どうやら個人を標的にしたものじゃなくて、無差別だったみたいね。

 唐突に振られた私は、この流れが続くことによるテンションの下降を避けて、まあ、平たく言えば盛り下がるのを避けて、渋々その提案を受け入れた。ただし、私一人は恥ずかしいのよね。

「分かったわ。ただし、蜜柑も一緒よ」

「へ!? わ、私ですか!?」

「ええ。旅は道連れよ」

「いや、旅じゃねぇだろ」

「いいじゃない、私一人じゃ恥ずかしいのよ」

「それが本音か」

朝陽と樋口君の冷静なコメントに聞こえない振りをしながら、蜜柑の手を引いて立たせる。二人で歌えるものって、何かあったかしら。
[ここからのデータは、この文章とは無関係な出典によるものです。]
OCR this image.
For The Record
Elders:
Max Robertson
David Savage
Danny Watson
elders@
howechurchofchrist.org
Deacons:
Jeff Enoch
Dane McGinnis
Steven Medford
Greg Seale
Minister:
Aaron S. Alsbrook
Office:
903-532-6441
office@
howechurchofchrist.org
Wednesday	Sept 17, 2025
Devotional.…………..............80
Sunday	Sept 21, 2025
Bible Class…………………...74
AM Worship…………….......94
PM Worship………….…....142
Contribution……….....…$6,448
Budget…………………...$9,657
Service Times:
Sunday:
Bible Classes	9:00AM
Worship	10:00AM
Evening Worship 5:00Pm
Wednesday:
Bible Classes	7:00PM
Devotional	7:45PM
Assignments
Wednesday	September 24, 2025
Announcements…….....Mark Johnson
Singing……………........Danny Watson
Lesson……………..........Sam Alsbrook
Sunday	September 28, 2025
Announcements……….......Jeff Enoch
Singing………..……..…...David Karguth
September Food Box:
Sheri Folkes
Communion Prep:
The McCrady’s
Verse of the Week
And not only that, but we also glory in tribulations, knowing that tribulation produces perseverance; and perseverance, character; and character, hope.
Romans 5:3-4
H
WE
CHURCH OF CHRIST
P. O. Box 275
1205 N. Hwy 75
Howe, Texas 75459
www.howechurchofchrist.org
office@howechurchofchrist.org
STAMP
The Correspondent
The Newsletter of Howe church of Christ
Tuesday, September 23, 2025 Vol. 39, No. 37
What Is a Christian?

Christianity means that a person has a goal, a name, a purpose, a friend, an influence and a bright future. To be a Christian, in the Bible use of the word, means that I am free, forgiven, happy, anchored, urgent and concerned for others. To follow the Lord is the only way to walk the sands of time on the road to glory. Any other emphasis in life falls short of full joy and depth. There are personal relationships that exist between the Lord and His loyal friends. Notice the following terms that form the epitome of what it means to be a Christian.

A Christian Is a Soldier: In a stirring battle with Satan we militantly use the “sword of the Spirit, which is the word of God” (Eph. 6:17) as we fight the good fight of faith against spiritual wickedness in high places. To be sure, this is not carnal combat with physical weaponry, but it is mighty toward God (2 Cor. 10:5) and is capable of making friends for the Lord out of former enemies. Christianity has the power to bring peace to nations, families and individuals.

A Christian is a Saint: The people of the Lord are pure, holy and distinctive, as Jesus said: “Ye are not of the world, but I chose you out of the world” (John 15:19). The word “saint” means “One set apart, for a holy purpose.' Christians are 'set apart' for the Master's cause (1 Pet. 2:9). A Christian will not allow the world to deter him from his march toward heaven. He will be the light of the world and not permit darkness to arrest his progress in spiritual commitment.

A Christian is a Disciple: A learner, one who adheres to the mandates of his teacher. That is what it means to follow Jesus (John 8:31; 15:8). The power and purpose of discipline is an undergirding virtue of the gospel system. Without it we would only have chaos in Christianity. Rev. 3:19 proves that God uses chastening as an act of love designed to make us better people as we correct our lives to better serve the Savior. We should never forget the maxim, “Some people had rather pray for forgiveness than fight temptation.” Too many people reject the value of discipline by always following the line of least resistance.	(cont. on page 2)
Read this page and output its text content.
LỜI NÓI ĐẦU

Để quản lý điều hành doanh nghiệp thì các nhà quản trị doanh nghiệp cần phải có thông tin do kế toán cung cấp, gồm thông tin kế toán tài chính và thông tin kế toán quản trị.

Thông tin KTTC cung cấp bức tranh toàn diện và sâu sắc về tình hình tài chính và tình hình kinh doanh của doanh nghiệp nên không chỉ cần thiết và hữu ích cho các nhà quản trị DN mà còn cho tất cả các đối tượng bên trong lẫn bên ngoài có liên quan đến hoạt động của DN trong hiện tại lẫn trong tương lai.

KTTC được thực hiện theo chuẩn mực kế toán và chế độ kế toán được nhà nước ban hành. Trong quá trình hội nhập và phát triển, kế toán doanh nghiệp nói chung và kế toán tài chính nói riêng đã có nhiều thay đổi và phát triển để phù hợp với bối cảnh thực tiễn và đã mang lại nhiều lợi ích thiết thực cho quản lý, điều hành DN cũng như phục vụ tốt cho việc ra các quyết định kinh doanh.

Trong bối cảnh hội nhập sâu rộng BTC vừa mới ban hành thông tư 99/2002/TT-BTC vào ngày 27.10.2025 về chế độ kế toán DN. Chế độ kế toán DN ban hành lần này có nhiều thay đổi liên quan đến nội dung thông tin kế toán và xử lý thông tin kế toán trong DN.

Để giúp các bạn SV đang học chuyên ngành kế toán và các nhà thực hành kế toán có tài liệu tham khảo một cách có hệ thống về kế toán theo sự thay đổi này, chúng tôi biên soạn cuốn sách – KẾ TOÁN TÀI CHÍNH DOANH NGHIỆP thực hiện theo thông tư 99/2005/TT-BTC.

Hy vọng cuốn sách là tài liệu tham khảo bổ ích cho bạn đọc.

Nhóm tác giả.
 千鶴の歌声に蜜柑さんが控えめに被せるような歌が終わり、亜子先輩が結局押し出される。渋々前に立った亜子先輩は自身の携帯から歌を流すと、淡々と歌い始めた。

 歌い始めたのはいいのだが、選曲が笑えない。

 亜子先輩が歌っているのは、恋人と別れた後の心情を詠った歌だった。

「……縁起でもねぇな」

「いいんですか、螢先輩」

「まあ、所詮曲だしな」

そう言いつつも、螢先輩の口元は引き攣っている。

 周囲を見回すと、千鶴も清水も微妙な表情だ。ただ一人、真澄だけは能天気に満面の笑みだが、あいつはあれでいい。逆に悩んでる方が俺は驚くだろうな。

 曲が進むにつれ徐々に亜子先輩の歌声に熱がこもっていき。

 俺たちの顔は引き攣っていく。